Eventos Anais de eventos
CONEM 2022
XI Congresso Nacional de Engenharia Mecânica - CONEM 2022
Parametric analysis of the solidification process with nanoparticles in an energy storage unit with a parallel plate configuration
Submission Author:
James Gomes Pereira , PI
Co-Authors:
Antonio Bruno de Vasconcelos Leitão, James Gomes Pereira, Fátima Lino, Kamal Ismail
Presenter: Antonio Bruno de Vasconcelos Leitão
doi://10.26678/ABCM.CONEM2022.CON22-0690
Abstract
The energy storage in the phase change material is a well-accepted technology and is expanding in several engineering and building applications. In this study, a thermal model based on pure conduction to describe the solidification process in a parallel plate storage system is developed. For the solution of this model, the governing equations for the solid and liquid phases and the interface moving are discretized using the finite difference approximation and totally implicit approach with variable time step. The computational code representing the thermal model for the phase change process around the parallel plates was tested and validated against available numerical and experimental results, showing good agreement. As the temperature on the surface of the plate decreases, there is a reduction in the time to complete phase change and a higher solidification rate. However, increasing the distance between the plates contributes to a longer time for complete solidification. A promising method for improving these thermal storage units is the addition of nanoparticles in phase change materials.
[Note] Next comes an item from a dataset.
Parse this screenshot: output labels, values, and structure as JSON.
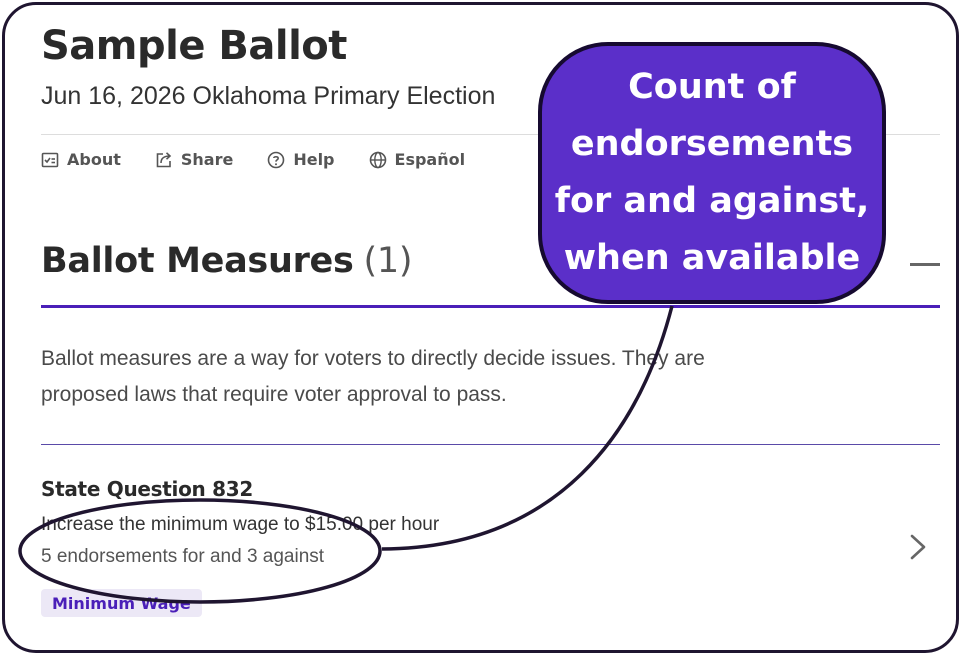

The inclusion of these nanoparticles increased the effective thermal conductivity of the mixture, contributing to the increase in the solidification rate. However, the effect of reducing latent heat due to the increase in mixture concentration values is too little to unbalance the enhanced thermal performance, such as reducing the time for the complete phase. The energy stored, interface position, interface velocity and the time for fully solidification are presented and discussed in terms of the temperature of the cold plate and the volumetric concentration of the nanoparticles in the phase change materials. The contribution of this study through the adopted model and solution method aims at a provisional way of obtaining an evaluation of this type of storage configuration and expanding its use in commercial applications and scientific research, in addition to predicting its thermal performance parameters quickly and accurately.
Keywords
Solidification, Parallel Plates, nano-phase change material